Specialty Chemical Sector Update: Impact of the gas crisis in Europe on the Indian Chemicals space - Motilal Oswal Financial Services
Will Indian Chemical companies benefit from the gas crisis in Europe
* Gas prices in Europe have risen 4.3x CY22’YTD, thus raising supply concerns from Europe –the second largest producer (EUR499b in CY20) of Chemicals after China (EUR1.5t).
* This, combined by frequent disruptions in China, should ideally benefit Indian Chemical producers. However, the export data so far is confusing. Inorganic Chemical exports rose 9% in FY23 till date, while that for Organic Chemicals fell 29%.
* While Indian companies may witness higher inquiries, regulatory and client approvals and capacities may limit benefits in the short-term. In the medium term, a resolution to the conflict between Russia and Ukraine may result in strong headwinds to enquiries.
Europe is the second largest producer of Chemicals globally
* The Chemical industry in Europe (EU27, ~EUR499b) was the second largest producer globally after China (EUR1,547b) in CY20. USA stood third at EUR426b, while India stood sixth at EUR92b. BASF’s Ludwigshafen site is the world’s largest integrated Chemicals complex with more than 200 plants across a 10 sq. km radius.
* The Chemical industry remains the largest consumer of natural gas, accounting for 15% of total consumption in Europe. Glass, Ceramics, and Chemicals account for half of the total industrial consumption of natural gas.
* Due to aggressive preventive measures, European natural gas inventories are nearly 90% full, almost nine weeks ahead of CY21 levels (link). This has resulted in a sharp decline in European natural gas prices MoM. Although gas availability may not be a problem, rising costs may force Chemical companies to lower output. End-users may look to replace this via low-cost imports from elsewhere, thereby resulting in an opportunity for Indian exporters.

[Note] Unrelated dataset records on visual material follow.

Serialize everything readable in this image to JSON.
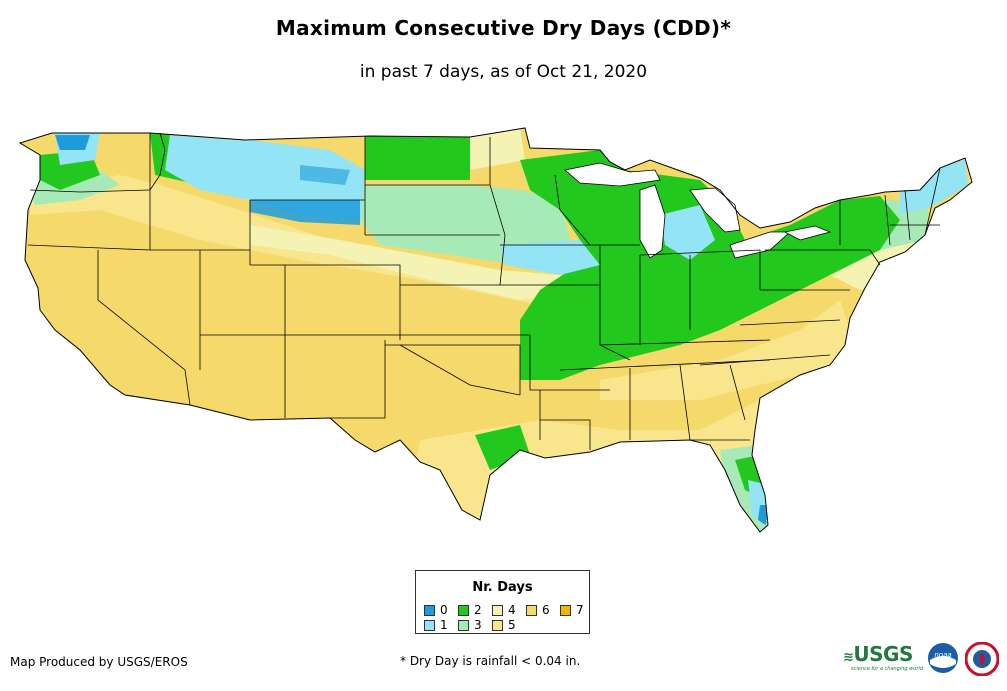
{
  "title": "Maximum Consecutive Dry Days (CDD)*",
  "subtitle": "in past 7 days, as of Oct 21, 2020",
  "legend": {
    "title": "Nr. Days",
    "items": [
      {
        "label": "0",
        "color": "#1f9bdc"
      },
      {
        "label": "1",
        "color": "#93e4f4"
      },
      {
        "label": "2",
        "color": "#22c81e"
      },
      {
        "label": "3",
        "color": "#a8eab7"
      },
      {
        "label": "4",
        "color": "#f4f3b3"
      },
      {
        "label": "5",
        "color": "#f9e58b"
      },
      {
        "label": "6",
        "color": "#f6d96b"
      },
      {
        "label": "7",
        "color": "#f0b800"
      }
    ]
  },
  "producer": "Map Produced by USGS/EROS",
  "footnote": "* Dry Day is rainfall < 0.04 in.",
  "logos": {
    "usgs_text": "USGS",
    "usgs_tagline": "science for a changing world",
    "noaa_text": "noaa"
  }
}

Impact on the Indian Chemical industry
* Continued challenges in Europe and China present a golden opportunity to Indian manufacturers. However, it is still unclear to what extent India will gain from these supply challenges. An analysis of our coverage companies over the past decade suggests no sharp jump in exports vis-à-vis domestic sales.
* Electricity generation via coal stood at 74% in India in CY21. Europe, on the other hand, uses natural gas for producing 20% of its electricity. Indian companies, hence, are not that much affected by rise in natural gas costs as far as power costs are concerned.
* However, Indian Organic Chemical producers are certainly disadvantaged due to the lack of natural gas availability in India. As most raw materials (like methanol and acetic acid) are imported into India, manufacturers do not gain much from cheaper raw materials.
Valuation and view
* Although disturbances in Europe present an opportunity, especially for Indian Inorganic Chemicals manufacturers, Organic Chemicals’ manufacturers may not benefit much due to disadvantages in terms of key raw materials like methanol, acetic acid, etc. Key Organic Chemical companies in our Coverage Universe are AACL, DN, ATLP, VO, and NOCIL. All these companies do not necessarily use gasderived raw materials. For example, DN uses benzene and propylene, the former being a refinery product, while the latter is both a refinery and a natural gas product. VO uses phenol as a key input, which is a crude oil derivative.
* NOCIL uses aniline as a key raw material, which is again a crude derivative. GALSURF as well as FINEORG offer organic products, but are largely vegetable oil-based. The key raw material for NFIL is mostly hydrofluoric acid.
* Most chemical companies under our coverage are running at optimum capacity utilization. DN reported a utilization of 129% at its phenol plant. VO’s ATBS plant is running at full utilization, while its anti-oxidant plant is in the process of ramping up production. NOCIL had announced a delay in its full plant utilization by a quarter in its 1QFY23 earnings concall. While FINEORG is running out of capacity, NFIL’s Specialty Chemicals segment is close to optimum utilization.
* In light of the above, it is difficult to say to what extent Indian Chemical companies will benefit due to the ongoing European gas crisis, let alone the sustainability of the same beyond the next few months. As a result, we reiterate our Buy rating for NOCIL (TP of INR319, 22x FY24E EPS), GALSURF (TP of INR4,000, 45x FY24E EPS) and VO (TP of INR2,593, 45x FY24E EPS).